Wormholes(Bellman-ford)

Wormholes

Time Limit: 2000MS		Memory Limit: 65536K
Total Submissions: 33008		Accepted: 12011

Description

While exploring his many farms, Farmer John has discovered a number of amazing wormholes. A wormhole is very peculiar because it is a one-way path that delivers you to its destination at a time that is BEFORE you entered the wormhole! Each of FJ's farms comprises N (1 ≤ N ≤ 500) fields conveniently numbered 1..N, M (1 ≤ M ≤ 2500) paths, and W (1 ≤ W ≤ 200) wormholes.

As FJ is an avid time-traveling fan, he wants to do the following: start at some field, travel through some paths and wormholes, and return to the starting field a time before his initial departure. Perhaps he will be able to meet himself :) .

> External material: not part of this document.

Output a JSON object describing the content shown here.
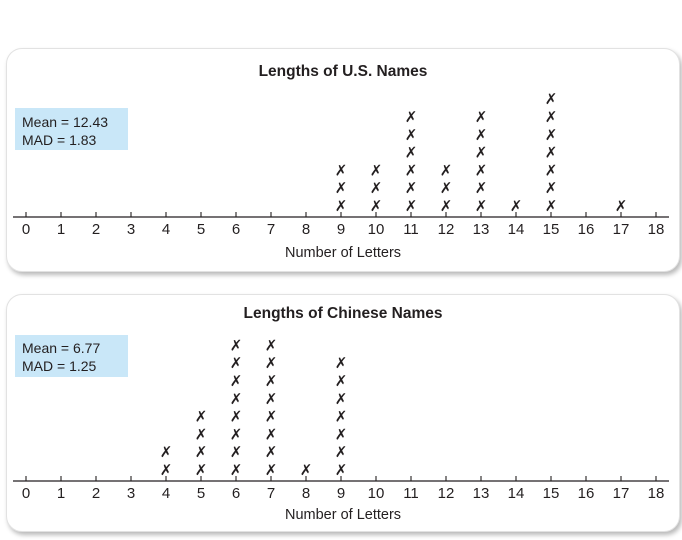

To help FJ find out whether this is possible or not, he will supply you with complete maps to F (1 ≤ F ≤ 5) of his farms. No paths will take longer than 10,000 seconds to travel and no wormhole can bring FJ back in time by more than 10,000 seconds.

Input

Line 1: A single integer, F. F farm descriptions follow. 
Line 1 of each farm: Three space-separated integers respectively: N, M, and W 
Lines 2..M+1 of each farm: Three space-separated numbers (S, E, T) that describe, respectively: a bidirectional path between S and E that requires T seconds to traverse. Two fields might be connected by more than one path. 
Lines M+2..M+W+1 of each farm: Three space-separated numbers (S, E, T) that describe, respectively: A one way path from S to E that also moves the traveler back T seconds.

Output

Lines 1..F: For each farm, output "YES" if FJ can achieve his goal, otherwise output "NO" (do not include the quotes).

Sample Input

2
3 3 1
1 2 2
1 3 4
2 3 1
3 1 3
3 2 1
1 2 3
2 3 4
3 1 8

Sample Output

NO
YES

Hint

For farm 1, FJ cannot travel back in time. 
For farm 2, FJ could travel back in time by the cycle 1->2->3->1, arriving back at his starting location 1 second before he leaves. He could start from anywhere on the cycle to accomplish this.

Source

USACO 2006 December Gold

#include<stdio.h>
#include<string.h>
#define MAX 0x3f3f3f3f
struct path
{
    int u , v , t ;
}pa[6000];

int d[6000] ;
int n , m , w ;
int s , e , t ;
int f ;
int cnt ;

bool Bellman_ford ()
{
    for (int i = 1 ; i <= n ; i++)
        d[i] = MAX ;
    d[1] = 0 ;
    bool flag ;
    for (int i = 1 ; i <= n ; i++) {// ' = ' 不能省
        flag = 1 ;
        for (int j = 0 ; j < cnt ; j++) {
            if (d[pa[j].v] > d[pa[j].u] + pa[j].t) {
                flag = 0 ;
                d[pa[j].v] = d[pa[j].u] + pa[j].t ;
            }
        }
        if (flag)
            return true ;
    }
    return false ;
}

int main ()
{
    //freopen ("a.txt" , "r" , stdin) ;
    scanf ("%d" , &f) ;
    while (f--) {
        cnt = 0 ;
        scanf ("%d%d%d" , &n , &m , &w) ;
        for (int i = 0 ; i < m ; i++) {
            scanf ("%d%d%d" , &s , &e , &t) ;
            pa[cnt].u = s , pa[cnt].v = e , pa[cnt].t = t ;
            cnt++ ;
            pa[cnt].u = e , pa[cnt].v = s , pa[cnt].t = t ;
            cnt++ ;
        }
        for (int i = 0 ; i < w ; i++ , cnt++) {
            scanf ("%d%d%d" , &s , &e , &t) ;
            pa[cnt].u = s , pa[cnt].v = e , pa[cnt].t = -t ;
        }
        if (Bellman_ford())
            puts ("NO") ;
        else
            puts ("YES") ;
    }
    return 0 ;
}